The film is remarkably well-written. It's told nonlinearly and with dreamlike emphasis; it's written from Torrent's emotional point of view. The exterior portions are vastly interesting themselves. Following her father's death, her aunt and grandmother, from her mother's side, take charge of the house and the upbringing of Torrent and her two sisters. The grandmother is wheel-chair bound and mute, so the aunt shoulders the burden of raising the children. I think the aunt would use the word 'burden,' and the film highlights well her strengths and weaknesses in a motherly role. Another significant character is the housekeeper, who remains employed and has old friendships with the three sisters. Torrent prefers to hang out with the housekeeper, sharing stories and making jokes, or else goofs off with her sisters (they're on vacation from school). There's a kind of warden-prisoner rivalry between the aunt and Torrent; or at least a bitter, difficult period of them getting to know each other.

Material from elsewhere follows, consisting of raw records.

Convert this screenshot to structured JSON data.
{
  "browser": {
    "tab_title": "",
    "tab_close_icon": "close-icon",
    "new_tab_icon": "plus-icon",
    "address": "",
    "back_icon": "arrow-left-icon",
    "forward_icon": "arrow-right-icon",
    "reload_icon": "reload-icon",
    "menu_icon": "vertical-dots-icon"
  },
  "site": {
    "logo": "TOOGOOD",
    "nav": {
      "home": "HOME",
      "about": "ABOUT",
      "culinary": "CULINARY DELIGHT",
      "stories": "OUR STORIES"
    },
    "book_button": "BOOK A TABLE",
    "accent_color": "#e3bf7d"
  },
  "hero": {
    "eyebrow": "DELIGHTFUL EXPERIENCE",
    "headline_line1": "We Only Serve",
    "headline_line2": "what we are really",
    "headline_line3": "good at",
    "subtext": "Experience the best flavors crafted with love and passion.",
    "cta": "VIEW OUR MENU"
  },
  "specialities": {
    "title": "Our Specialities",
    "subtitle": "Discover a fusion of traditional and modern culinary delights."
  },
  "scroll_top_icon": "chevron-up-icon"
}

Also, an adult version of Torrent's character sometimes narrates from a future time beyond the story. There are flashbacks of the parents, and sometimes a surreal blurring of temporal divisions. Like kids on vacation, the narrative isn't superb at keeping track of time. As an audience we record the development of characters, and an emotional progression, more than a sense of real time. We the audience are then as surprised and grounded by the revelation of a school day as the children are. The mention of school reminds us of clocks and schedules and routines.

There are political dimensions to the film as well, but I'm not familiar with all the elements, which might be pretty explicit because the film's Criterion synopsis is "Carlos Saura’s exquisite Cría cuervos . . . heralded a turning point in Spain: shot while General Franco was on his deathbed, the film melds the personal and the political in a portrait of the legacy of fascism and its effects on a middle-class family (the title derives from the Spanish proverb: 'Raise ravens and they’ll peck out your eyes'). Ana Torrent (the dark-eyed beauty from The Spirit of the Beehive) portrays the disturbed eight-year-old Ana, living in Madrid with her two sisters and mourning the death of her mother, whom she conjures as a ghost (an ethereal Geraldine Chaplin). Seamlessly shifting between fantasy and reality, the film subtly evokes both the complex feelings of childhood and the struggles of a nation emerging from the shadows."

It was the emotional specificity of the story that really attracted me. The film is light but deep, fun but serious, wise but innocent.